Appellant’s argument is that its belief that Medi-Cal would be bound, as a matter of law, to accept the decision of a Medicare audit justifies the late filing of an appeal. This ground is similar to that put forth by the claimant in Hicks v. Sheffield, supra, 23 Cal.App.3d 441, that his “lack of understanding” of the appeals process justified his late filing. Despite the policy of liberal construction of “good cause,” that court rejected claimant’s contention. We follow that ruling. The fact that the federal regulations in force at the time allowed state Medicaid agencies to adopt their own reimbursement and auditing principles should have put appellant on notice that Medicare determinations might not automatically be followed by MediCal. Appellant possesses sufficient expertise and experience in this field to know enough to seek an administrative ruling whenever a procedure is unclear. The record shows appellant considered filing a Medi-Cal audit appeal at the time the Medi-Cal report was released, but chose instead to pursue only the Medicare appeal on the mistaken notion that Medi-Cal procedures would be disregarded in light of a favorable Medicare determination.

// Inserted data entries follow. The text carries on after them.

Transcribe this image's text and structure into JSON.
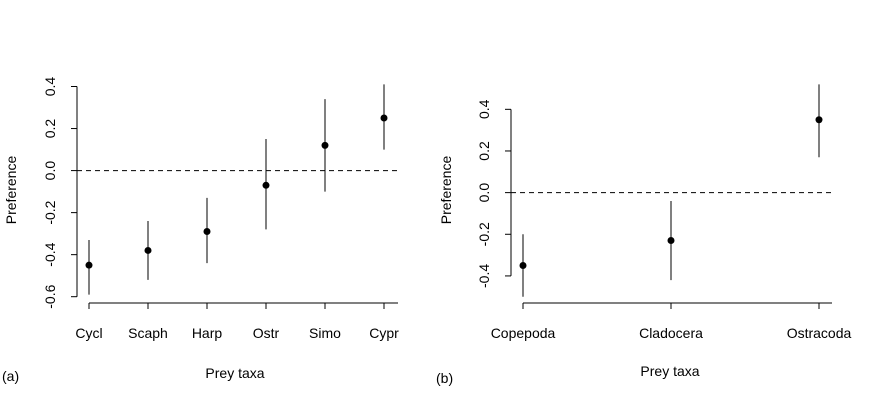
{
  "chart_data": [
    {
      "type": "scatter",
      "panel_label": "(a)",
      "xlabel": "Prey taxa",
      "ylabel": "Preference",
      "categories": [
        "Cycl",
        "Scaph",
        "Harp",
        "Ostr",
        "Simo",
        "Cypr"
      ],
      "estimate": [
        -0.45,
        -0.38,
        -0.29,
        -0.07,
        0.12,
        0.25
      ],
      "lower": [
        -0.59,
        -0.52,
        -0.44,
        -0.28,
        -0.1,
        0.1
      ],
      "upper": [
        -0.33,
        -0.24,
        -0.13,
        0.15,
        0.34,
        0.41
      ],
      "ylim": [
        -0.63,
        0.45
      ],
      "yticks": [
        -0.6,
        -0.4,
        -0.2,
        0.0,
        0.2,
        0.4
      ],
      "ytick_labels": [
        "-0.6",
        "-0.4",
        "-0.2",
        "0.0",
        "0.2",
        "0.4"
      ],
      "reference_line": 0.0,
      "grid": false
    },
    {
      "type": "scatter",
      "panel_label": "(b)",
      "xlabel": "Prey taxa",
      "ylabel": "Preference",
      "categories": [
        "Copepoda",
        "Cladocera",
        "Ostracoda"
      ],
      "estimate": [
        -0.35,
        -0.23,
        0.35
      ],
      "lower": [
        -0.5,
        -0.42,
        0.17
      ],
      "upper": [
        -0.2,
        -0.04,
        0.52
      ],
      "ylim": [
        -0.53,
        0.56
      ],
      "yticks": [
        -0.4,
        -0.2,
        0.0,
        0.2,
        0.4
      ],
      "ytick_labels": [
        "-0.4",
        "-0.2",
        "0.0",
        "0.2",
        "0.4"
      ],
      "reference_line": 0.0,
      "grid": false
    }
  ]
}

Considering the ease with which appellant could have ascertained from respondent whether its interpretation was correct, not to have done so was clearly unreasonable. Appellant’s mistake was not a mistake constituting good cause.

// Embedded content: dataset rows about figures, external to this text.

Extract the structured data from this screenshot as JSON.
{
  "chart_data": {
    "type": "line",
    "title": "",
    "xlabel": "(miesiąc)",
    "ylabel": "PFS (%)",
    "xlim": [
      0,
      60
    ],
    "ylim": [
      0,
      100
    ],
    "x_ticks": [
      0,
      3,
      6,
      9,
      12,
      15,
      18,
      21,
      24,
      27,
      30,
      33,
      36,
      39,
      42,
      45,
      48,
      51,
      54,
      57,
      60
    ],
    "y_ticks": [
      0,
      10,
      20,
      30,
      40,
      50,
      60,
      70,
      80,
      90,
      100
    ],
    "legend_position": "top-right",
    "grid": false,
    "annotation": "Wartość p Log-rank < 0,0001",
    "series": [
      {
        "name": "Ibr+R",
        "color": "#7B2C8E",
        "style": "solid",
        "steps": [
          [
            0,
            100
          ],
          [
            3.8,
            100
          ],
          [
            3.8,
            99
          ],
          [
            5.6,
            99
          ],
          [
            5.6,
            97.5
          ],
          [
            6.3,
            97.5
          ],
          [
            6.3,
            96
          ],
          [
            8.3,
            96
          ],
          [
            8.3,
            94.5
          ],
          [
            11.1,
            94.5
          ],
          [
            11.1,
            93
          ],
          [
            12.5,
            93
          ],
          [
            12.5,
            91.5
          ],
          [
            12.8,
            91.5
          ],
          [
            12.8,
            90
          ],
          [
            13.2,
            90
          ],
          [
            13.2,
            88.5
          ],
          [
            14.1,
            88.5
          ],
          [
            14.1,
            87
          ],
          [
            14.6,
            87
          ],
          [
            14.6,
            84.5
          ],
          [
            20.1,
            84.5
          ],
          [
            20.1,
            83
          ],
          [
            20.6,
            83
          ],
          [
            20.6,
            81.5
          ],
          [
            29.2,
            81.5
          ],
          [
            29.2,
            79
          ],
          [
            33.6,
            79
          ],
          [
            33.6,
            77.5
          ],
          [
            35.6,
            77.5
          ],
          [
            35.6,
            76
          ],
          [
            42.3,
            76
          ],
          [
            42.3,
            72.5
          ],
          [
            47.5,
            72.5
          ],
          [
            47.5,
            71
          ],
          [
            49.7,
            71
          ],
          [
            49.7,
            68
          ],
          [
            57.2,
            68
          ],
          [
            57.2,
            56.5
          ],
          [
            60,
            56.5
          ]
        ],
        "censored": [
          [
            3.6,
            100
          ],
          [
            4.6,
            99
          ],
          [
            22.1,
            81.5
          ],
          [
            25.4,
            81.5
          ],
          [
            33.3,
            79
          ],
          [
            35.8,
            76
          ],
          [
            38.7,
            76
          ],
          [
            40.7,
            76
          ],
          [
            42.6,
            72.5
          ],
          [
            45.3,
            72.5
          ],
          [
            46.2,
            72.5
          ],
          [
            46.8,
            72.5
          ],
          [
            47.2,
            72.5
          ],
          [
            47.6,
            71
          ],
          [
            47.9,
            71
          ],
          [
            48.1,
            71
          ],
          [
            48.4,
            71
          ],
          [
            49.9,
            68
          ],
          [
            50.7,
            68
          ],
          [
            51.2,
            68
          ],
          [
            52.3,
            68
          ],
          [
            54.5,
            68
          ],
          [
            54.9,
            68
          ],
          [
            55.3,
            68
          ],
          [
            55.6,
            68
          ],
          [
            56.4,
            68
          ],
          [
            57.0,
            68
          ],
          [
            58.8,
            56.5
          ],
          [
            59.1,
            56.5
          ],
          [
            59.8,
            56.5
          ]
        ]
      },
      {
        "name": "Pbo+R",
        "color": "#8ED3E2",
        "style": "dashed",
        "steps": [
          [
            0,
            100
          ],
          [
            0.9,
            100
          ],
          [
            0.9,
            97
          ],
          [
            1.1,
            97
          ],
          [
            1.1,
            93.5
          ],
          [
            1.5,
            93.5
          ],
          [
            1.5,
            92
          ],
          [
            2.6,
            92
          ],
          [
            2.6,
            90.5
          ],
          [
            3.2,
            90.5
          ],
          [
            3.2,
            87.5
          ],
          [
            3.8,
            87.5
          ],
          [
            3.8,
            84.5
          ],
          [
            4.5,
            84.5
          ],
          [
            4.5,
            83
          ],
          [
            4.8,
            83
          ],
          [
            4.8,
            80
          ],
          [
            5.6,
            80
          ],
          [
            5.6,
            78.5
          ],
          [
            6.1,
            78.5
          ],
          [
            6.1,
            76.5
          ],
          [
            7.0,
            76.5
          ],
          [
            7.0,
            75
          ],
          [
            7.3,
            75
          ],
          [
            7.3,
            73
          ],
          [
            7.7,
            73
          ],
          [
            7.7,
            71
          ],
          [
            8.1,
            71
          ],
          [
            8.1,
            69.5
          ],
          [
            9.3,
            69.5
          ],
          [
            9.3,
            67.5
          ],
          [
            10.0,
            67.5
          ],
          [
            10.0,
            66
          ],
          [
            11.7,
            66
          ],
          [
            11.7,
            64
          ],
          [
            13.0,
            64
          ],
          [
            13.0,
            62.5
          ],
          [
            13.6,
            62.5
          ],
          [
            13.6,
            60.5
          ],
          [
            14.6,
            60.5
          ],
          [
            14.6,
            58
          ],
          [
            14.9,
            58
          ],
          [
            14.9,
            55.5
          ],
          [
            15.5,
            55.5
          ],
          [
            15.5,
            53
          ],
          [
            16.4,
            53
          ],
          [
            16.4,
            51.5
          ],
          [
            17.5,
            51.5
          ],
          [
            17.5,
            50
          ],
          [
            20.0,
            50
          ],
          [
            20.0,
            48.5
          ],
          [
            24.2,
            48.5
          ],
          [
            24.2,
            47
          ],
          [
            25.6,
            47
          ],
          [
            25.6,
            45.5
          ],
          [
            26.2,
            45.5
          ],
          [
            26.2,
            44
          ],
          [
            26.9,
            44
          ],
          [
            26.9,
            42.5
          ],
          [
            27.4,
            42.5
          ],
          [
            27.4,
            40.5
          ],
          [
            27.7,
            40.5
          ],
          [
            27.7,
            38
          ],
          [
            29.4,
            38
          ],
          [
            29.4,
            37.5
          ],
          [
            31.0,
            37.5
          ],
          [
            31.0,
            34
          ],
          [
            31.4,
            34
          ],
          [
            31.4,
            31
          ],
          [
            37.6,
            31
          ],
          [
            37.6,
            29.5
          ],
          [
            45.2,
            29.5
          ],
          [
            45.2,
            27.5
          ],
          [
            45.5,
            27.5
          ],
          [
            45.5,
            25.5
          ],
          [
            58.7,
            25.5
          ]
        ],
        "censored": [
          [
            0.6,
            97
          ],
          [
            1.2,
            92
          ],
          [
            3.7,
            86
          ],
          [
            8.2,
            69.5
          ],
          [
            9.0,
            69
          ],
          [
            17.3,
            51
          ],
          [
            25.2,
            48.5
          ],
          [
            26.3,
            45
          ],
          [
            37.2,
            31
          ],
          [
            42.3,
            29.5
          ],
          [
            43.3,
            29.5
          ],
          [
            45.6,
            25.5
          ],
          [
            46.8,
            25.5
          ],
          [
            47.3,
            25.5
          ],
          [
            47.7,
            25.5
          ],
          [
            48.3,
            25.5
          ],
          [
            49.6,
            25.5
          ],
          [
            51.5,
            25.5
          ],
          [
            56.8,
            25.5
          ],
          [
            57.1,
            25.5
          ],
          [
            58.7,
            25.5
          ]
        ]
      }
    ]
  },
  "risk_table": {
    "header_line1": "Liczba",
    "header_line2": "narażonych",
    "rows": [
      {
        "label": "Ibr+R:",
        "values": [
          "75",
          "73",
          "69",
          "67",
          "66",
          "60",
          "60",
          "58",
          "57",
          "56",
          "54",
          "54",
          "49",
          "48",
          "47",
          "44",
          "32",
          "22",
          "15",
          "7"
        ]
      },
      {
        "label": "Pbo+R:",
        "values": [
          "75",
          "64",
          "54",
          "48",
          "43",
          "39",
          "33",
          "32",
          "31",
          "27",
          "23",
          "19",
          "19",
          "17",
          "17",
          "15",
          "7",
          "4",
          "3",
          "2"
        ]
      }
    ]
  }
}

This reasoning is equally applicable to appellant’s final contention, that it reasonably relied on past Medi-Cal conduct indicating the 30-day limitation would not bar subsequent corrections. Appellant did not establish by testimony or other direct evidence that anyone employed by respondent or the State of California misled appellant’s employees or agents to the effect that Medi-Cal would waive the appeals limitation with regard to previously audited items if Medicare reached a different result from Medi-Cal’s 1974 or 1975 audit reports. The declarations submitted and the oral testimony taken on those declarations show at most that the circumstances under which cost or audit reports had been reopened in the past by Medi-Cal were not folly understood by appellant. Since appellant’s misunderstanding could have been corrected with as little as a letter or telephone call to the Department, to have let the appeal period expire without first having checked with the Department for a clarification was not justifiable. Accordingly, appellant’s reliance on the Department’s alleged past conduct does not constitute good cause and respondent did not abuse her discretion in denying leave to file a late appeal from the audit report.

The judgment is affirmed.

Scott, J., and Barry-Deal, J., concurred. 
      
      Now title 22, California Administrative Code, section 51022 which provides for a 60-day appeal period.
     
      
      At trial, the County did not present good cause for why the errors were not discovered timely, and has not pursued this ground on appeal.
     
      
      For example, appellant offered the declaration of Mary Blank, Controller of Children’s Hospital of San Francisco. Her declaration stated, “[W]ell after the expiration of the applicable appeal periods, the Children’s Hospital of San Francisco requested that Medi-Cal reopen the aforementioned three fiscal years [FYE 9/73, 9/74, 9/75] for the purpose of allowing additional reimbursement to the hospital for subsequently discovered costs. Said request was directed to Medi-Cal on February 9, 1979. . . . Medi-Cal granted same and ultimately reimbursed the hospital for the particular expenses claimed.” However, the reimbursements there dealt with items which had not already been the subject of an audit settlement. The costs sought to be reimbursed here have already been audited. To reopen items previously the subject of an audit settlement is contrary to department policy and practice.